Mit Müsteşarı üzerinden Erdoğan’ı tutuklamaya giden yolun kasıtlı niyeti devlete hükmetmekti; Gezi isyanı teröre dönüşürken Gülen’in birdenbire ortaya çıkan ‘Diktatörlük’ söylemi ve aynı yılın sonunda sonra bağıra çağıra gelen 17-25 Aralık 2013 Erdoğan’ı devirme, bileklerine kelepçe takma-tutuklama girişimi… Bütün bunlar 2010 referandumu sonrası değişen HSYK’ya hükmedecek kadar güçlenen bir organizasyonun kendisinden başka güç tanımayacağı anlamına geliyordu.

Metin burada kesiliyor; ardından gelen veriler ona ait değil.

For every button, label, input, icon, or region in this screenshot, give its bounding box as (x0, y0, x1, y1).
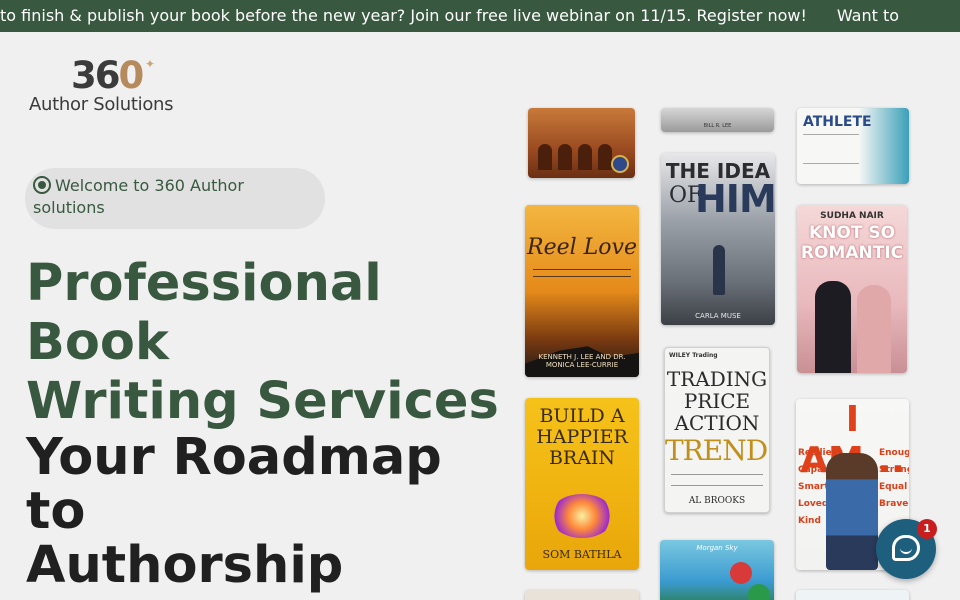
ornament-illustration (748, 584, 770, 600)
welcome-badge: Welcome to 360 Author solutions (25, 168, 325, 229)
book-cover-idea-of-him[interactable]: THE IDEA OF HIM CARLA MUSE (661, 153, 775, 325)
book-title: BUILD A HAPPIER BRAIN (536, 405, 628, 469)
cover-arch (538, 144, 552, 170)
cover-figure (713, 245, 725, 295)
publisher-label: WILEY Trading (669, 352, 718, 359)
headline-line-3: Writing Services (26, 372, 499, 431)
sparkle-icon: ✦ (145, 57, 156, 71)
book-cover-trading-trends[interactable]: WILEY Trading TRADING PRICE ACTION TREND… (664, 347, 770, 513)
book-author: CARLA MUSE (695, 312, 741, 320)
book-author: BILL R. LEE (703, 123, 732, 129)
chat-bubble-icon (892, 535, 920, 561)
book-author: SOM BATHLA (542, 548, 622, 561)
book-subtitle-rule (671, 474, 763, 486)
logo-digit-3: 3 (71, 54, 97, 97)
book-cover-partial[interactable] (525, 590, 639, 600)
cover-arch (578, 144, 592, 170)
welcome-text: Welcome to 360 Author solutions (33, 176, 244, 217)
subhead-line-1: Your Roadmap (26, 428, 442, 487)
book-cover-happier-brain[interactable]: BUILD A HAPPIER BRAIN SOM BATHLA (525, 398, 639, 570)
award-seal-icon (611, 155, 629, 173)
logo-digit-0: 0 (118, 54, 145, 97)
book-title-accent: TRENDS (665, 434, 769, 467)
book-author: AL BROOKS (688, 496, 746, 506)
book-title: TRADING PRICE ACTION (666, 367, 768, 435)
book-title: ATHLETE (803, 114, 872, 130)
announcement-text[interactable]: to finish & publish your book before the… (0, 0, 807, 32)
book-author: SUDHA NAIR (820, 211, 884, 221)
logo-wordmark: Author Solutions (29, 94, 174, 115)
announcement-text-repeat[interactable]: Want to (837, 0, 899, 32)
book-subtitle-rule (533, 269, 631, 277)
book-cover-colosseum[interactable] (528, 108, 635, 178)
headline-line-2: Book (26, 313, 169, 372)
announcement-bar[interactable]: to finish & publish your book before the… (0, 0, 960, 32)
book-title: KNOT SO ROMANTIC (800, 223, 904, 263)
radio-dot-icon (33, 176, 51, 194)
book-cover-partial[interactable] (796, 590, 909, 600)
site-logo[interactable]: 360 ✦ Author Solutions (29, 56, 199, 118)
book-cover-knot-so-romantic[interactable]: SUDHA NAIR KNOT SO ROMANTIC (797, 205, 907, 373)
cover-figure-woman (857, 285, 891, 373)
hero-headline: Professional Book Writing Services Your … (26, 254, 506, 593)
book-cover-top-middle[interactable]: BILL R. LEE (661, 108, 774, 132)
brain-illustration (550, 494, 614, 538)
book-cover-reel-love[interactable]: Reel Love KENNETH J. LEE AND DR. MONICA … (525, 205, 639, 377)
cover-words-right: Enough Strong Equal Brave (879, 448, 909, 509)
book-author: Morgan Sky (696, 544, 738, 552)
book-title-him: HIM (695, 177, 775, 221)
book-subtitle-rule (803, 134, 859, 164)
book-title: Reel Love (527, 235, 637, 260)
cover-figure (826, 453, 878, 570)
chat-notification-badge: 1 (917, 519, 937, 539)
cover-figure-man (815, 281, 851, 373)
subhead-line-2: to (26, 482, 86, 541)
logo-mark: 360 (71, 54, 145, 97)
subhead-line-3: Authorship (26, 536, 344, 595)
book-cover-young-athlete[interactable]: ATHLETE (797, 108, 909, 184)
cover-arch (558, 144, 572, 170)
logo-digit-6: 6 (94, 54, 121, 97)
book-cover-bunny[interactable]: Morgan Sky (660, 540, 774, 600)
cover-words-left: Resilient Capable Smart Loved Kind (798, 448, 843, 526)
ornament-illustration (730, 562, 752, 584)
cover-arch (598, 144, 612, 170)
book-author: KENNETH J. LEE AND DR. MONICA LEE-CURRIE (538, 353, 626, 369)
headline-line-1: Professional (26, 254, 382, 313)
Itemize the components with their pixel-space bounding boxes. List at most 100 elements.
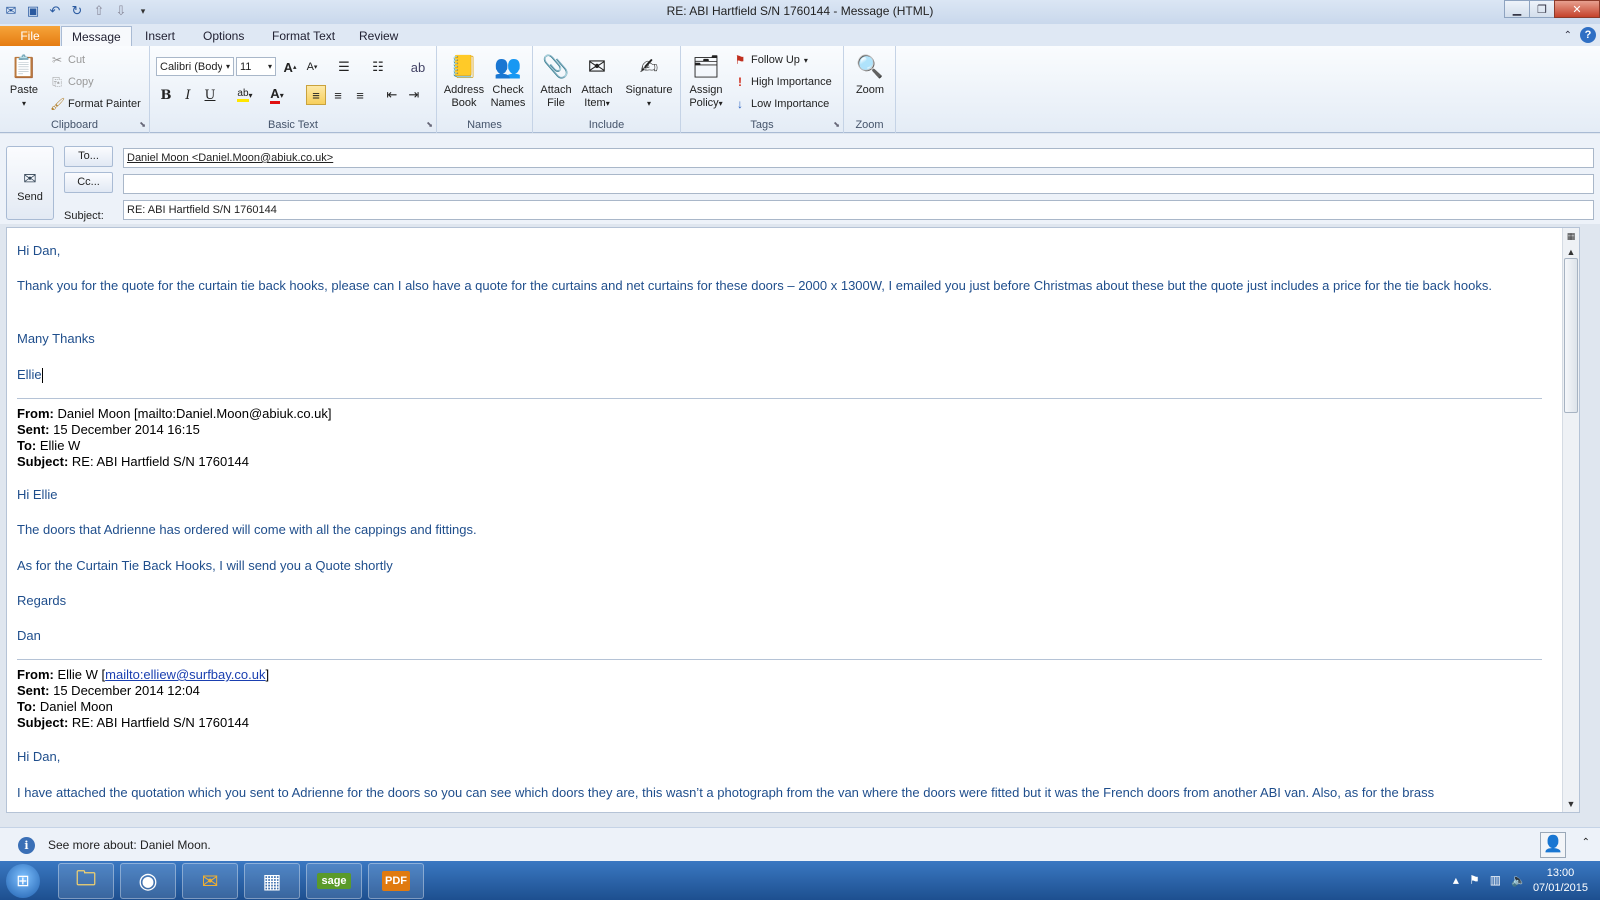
body-thanks: Many Thanks (17, 331, 95, 346)
avatar[interactable]: 👤 (1540, 832, 1566, 858)
attach-item-label-2: Item (584, 97, 606, 109)
to-field[interactable]: Daniel Moon <Daniel.Moon@abiuk.co.uk> (123, 148, 1594, 168)
check-names-button[interactable]: 👥 Check Names (487, 50, 529, 110)
font-size-combo[interactable]: 11 ▾ (236, 57, 276, 76)
font-color-button[interactable]: A ▾ (262, 85, 292, 105)
paste-icon: 📋 (10, 53, 38, 79)
tab-format-text[interactable]: Format Text (262, 26, 345, 46)
tab-options[interactable]: Options (193, 26, 254, 46)
highlight-button[interactable]: ab ▾ (230, 85, 260, 105)
format-painter-button[interactable]: 🖌 Format Painter (50, 94, 141, 114)
copy-button[interactable]: ⎘ Copy (50, 72, 94, 92)
high-importance-label: High Importance (751, 76, 832, 88)
title-bar: ✉ ▣ ↶ ↻ ⇧ ⇩ ▾ RE: ABI Hartfield S/N 1760… (0, 0, 1600, 24)
styles-button[interactable]: ab (408, 57, 428, 77)
mailto-link[interactable]: mailto:elliew@surfbay.co.uk (105, 667, 265, 682)
scrollbar-thumb[interactable] (1564, 258, 1578, 413)
clock-time: 13:00 (1546, 867, 1575, 879)
taskbar-sage[interactable]: sage (306, 863, 362, 899)
taskbar-chrome[interactable]: ◉ (120, 863, 176, 899)
include-group-label: Include (588, 119, 625, 131)
expand-people-pane-icon[interactable]: ⌃ (1582, 837, 1590, 848)
cc-button[interactable]: Cc... (64, 172, 113, 193)
follow-up-label: Follow Up (751, 54, 800, 66)
scroll-down-arrow[interactable]: ▼ (1563, 796, 1579, 812)
attach-item-button[interactable]: ✉ Attach Item▾ (577, 50, 617, 110)
taskbar-outlook[interactable]: ✉ (182, 863, 238, 899)
folder-icon: 🗀 (76, 868, 96, 890)
action-center-flag-icon[interactable]: ⚑ (1469, 873, 1480, 887)
numbering-button[interactable]: ☷ (368, 57, 388, 77)
ruler-toggle-icon[interactable]: ▦ (1563, 228, 1579, 244)
zoom-button[interactable]: 🔍 Zoom (850, 50, 890, 97)
paste-label: Paste (9, 84, 39, 96)
cut-button[interactable]: ✂ Cut (50, 50, 85, 70)
cc-field[interactable] (123, 174, 1594, 194)
message-body[interactable]: Hi Dan, Thank you for the quote for the … (6, 227, 1580, 813)
clock[interactable]: 13:00 07/01/2015 (1533, 866, 1588, 896)
tray-expand-icon[interactable]: ▴ (1453, 873, 1459, 887)
copy-label: Copy (68, 76, 94, 88)
bullets-button[interactable]: ☰ (334, 57, 354, 77)
tab-insert[interactable]: Insert (135, 26, 185, 46)
low-importance-button[interactable]: ↓ Low Importance (733, 94, 829, 114)
reply1-subject: Subject: RE: ABI Hartfield S/N 1760144 (17, 454, 249, 470)
assign-policy-button[interactable]: 🗂 Assign Policy▾ (685, 50, 727, 110)
signature-button[interactable]: ✍ Signature ▾ (621, 50, 677, 110)
basic-text-launcher-icon[interactable]: ⬊ (426, 120, 433, 129)
attach-file-button[interactable]: 📎 Attach File (539, 50, 573, 110)
address-book-button[interactable]: 📒 Address Book (443, 50, 485, 110)
reply1-paragraph: The doors that Adrienne has ordered will… (17, 522, 477, 537)
people-pane: i See more about: Daniel Moon. 👤 ⌃ (0, 827, 1600, 861)
help-icon[interactable]: ? (1580, 27, 1596, 43)
grow-font-button[interactable]: A ▴ (280, 57, 300, 77)
tags-group: 🗂 Assign Policy▾ ⚑ Follow Up ▾ ! High Import… (681, 46, 844, 133)
align-right-button[interactable]: ≡ (350, 85, 370, 105)
tab-file[interactable]: File (0, 26, 60, 46)
tags-launcher-icon[interactable]: ⬊ (833, 120, 840, 129)
clock-date: 07/01/2015 (1532, 882, 1588, 894)
include-group: 📎 Attach File ✉ Attach Item▾ ✍ Signature ▾ … (533, 46, 681, 133)
taskbar-app[interactable]: ▦ (244, 863, 300, 899)
italic-button[interactable]: I (178, 85, 198, 105)
reply2-to: To: Daniel Moon (17, 699, 113, 715)
start-button[interactable]: ⊞ (6, 864, 40, 898)
volume-icon[interactable]: 🔈 (1511, 873, 1526, 887)
follow-up-button[interactable]: ⚑ Follow Up ▾ (733, 50, 808, 70)
to-recipient[interactable]: Daniel Moon <Daniel.Moon@abiuk.co.uk> (127, 152, 333, 164)
reply1-paragraph: As for the Curtain Tie Back Hooks, I wil… (17, 558, 393, 573)
font-name-combo[interactable]: Calibri (Body) ▾ (156, 57, 234, 76)
network-icon[interactable]: ▥ (1490, 873, 1501, 887)
align-left-button[interactable]: ≡ (306, 85, 326, 105)
zoom-group-label: Zoom (855, 119, 884, 131)
ribbon: 📋 Paste ▾ ✂ Cut ⎘ Copy 🖌 Format Painter Clip… (0, 46, 1600, 133)
taskbar-explorer[interactable]: 🗀 (58, 863, 114, 899)
check-names-label-2: Names (490, 97, 526, 109)
bold-button[interactable]: B (156, 85, 176, 105)
people-pane-text[interactable]: See more about: Daniel Moon. (48, 838, 211, 852)
send-button[interactable]: ✉ Send (6, 146, 54, 220)
from-value: Ellie W [ (53, 667, 106, 682)
to-button[interactable]: To... (64, 146, 113, 167)
increase-indent-button[interactable]: ⇥ (404, 85, 424, 105)
sent-value: 15 December 2014 16:15 (49, 422, 200, 437)
close-button[interactable]: ✕ (1554, 0, 1600, 18)
font-size-value: 11 (240, 60, 252, 73)
high-importance-button[interactable]: ! High Importance (733, 72, 832, 92)
decrease-indent-button[interactable]: ⇤ (382, 85, 402, 105)
maximize-button[interactable]: ❐ (1529, 0, 1555, 18)
message-header: ✉ Send To... Cc... Subject: Daniel Moon … (0, 134, 1600, 224)
minimize-ribbon-icon[interactable]: ⌃ (1564, 30, 1572, 41)
shrink-font-button[interactable]: A ▾ (302, 57, 322, 77)
minimize-button[interactable]: ▁ (1504, 0, 1530, 18)
subject-field[interactable]: RE: ABI Hartfield S/N 1760144 (123, 200, 1594, 220)
vertical-scrollbar[interactable]: ▦ ▲ ▼ (1562, 228, 1579, 812)
tab-message[interactable]: Message (61, 26, 132, 46)
clipboard-launcher-icon[interactable]: ⬊ (139, 120, 146, 129)
tab-review[interactable]: Review (349, 26, 408, 46)
taskbar-pdf[interactable]: PDF (368, 863, 424, 899)
reply2-greeting: Hi Dan, (17, 749, 61, 764)
paste-button[interactable]: 📋 Paste ▾ (6, 50, 42, 110)
underline-button[interactable]: U (200, 85, 220, 105)
align-center-button[interactable]: ≡ (328, 85, 348, 105)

Zaten emniyet içinde -bizzat Erdoğan’ın “Ne istediler de vermedik?” siteminden de anlayacağımız üzere- darbecilere yönelik yargılama sürecinde etkili makamlara getirilen, aslında ta 80’li yıllardan beri kadrolaşan Gülen’in şakirdleri, delil üretme, fezleke hazırlama konusunda uzman olduklarından, Erdoğan’ı da ABD ve İngiltere’nin desteği ile tutuklayacak kadar tecrübeye sahip durumdaydılar.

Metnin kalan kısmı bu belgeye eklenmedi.